My English dates look like this: 18:00 - 10 Dec 2014
Where the German equivalent is: 18:00 - 10 Dez 2014
The month December is abbreviated the German way. This is not recognised by the as.Date
function. I have the same problem for five other months:
Mar - März
May - Mai
Jun - Juni
Jul - Juli
Oct - Okt
This looks like it would be of use, but I am unsure of how to implement it for 'unrecognised' formats: How to change multiple Date formats in same column
I attempted to just go through and use gsub to replace all the occurences of German months, but without luck. x
below is the data.table and I work on just the time_date column:
x$time_date <- gsub("(März)?", "Mar", x$time_date) %>%
gsub("(Mai)?", "May", .) %>%
gsub("(Juni)?", "Jun", .) %>%
gsub("(Juli)?", "Jul", .) %>%
gsub("(Okt)?", "Oct", .) %>%
gsub("(Dez)?", "Dec", .)
Not only did this not work, but it is also a very slow process and I have nearly 20 GB of pure .csv files to work through.
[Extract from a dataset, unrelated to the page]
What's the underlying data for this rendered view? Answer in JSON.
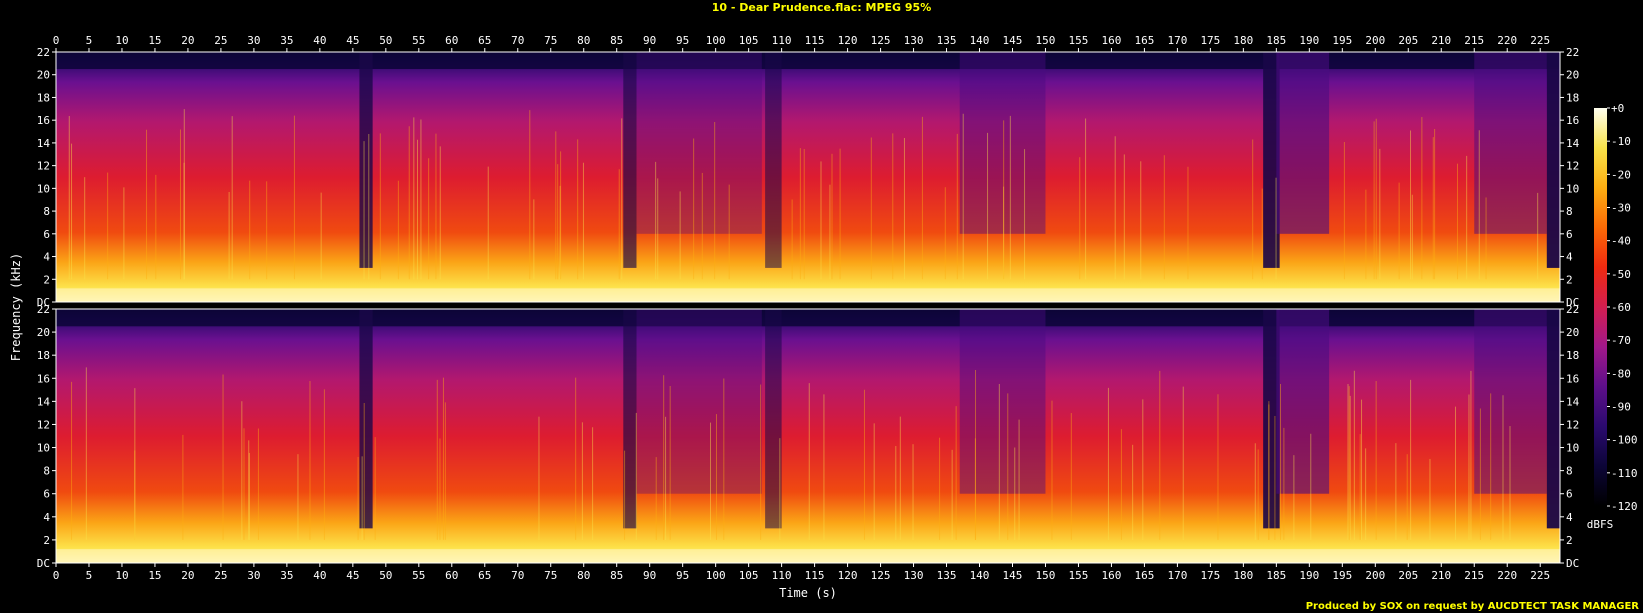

In the as.Date documentation there is mention of different locales / languages, but not how to work with several simultaneously. I also found instructions on how to use different languages, however my data is all mixed, so I can only thing of a conditional loop using the correct language for each file, however that would also be slow.
Is there a known workaround for this, which I can't find?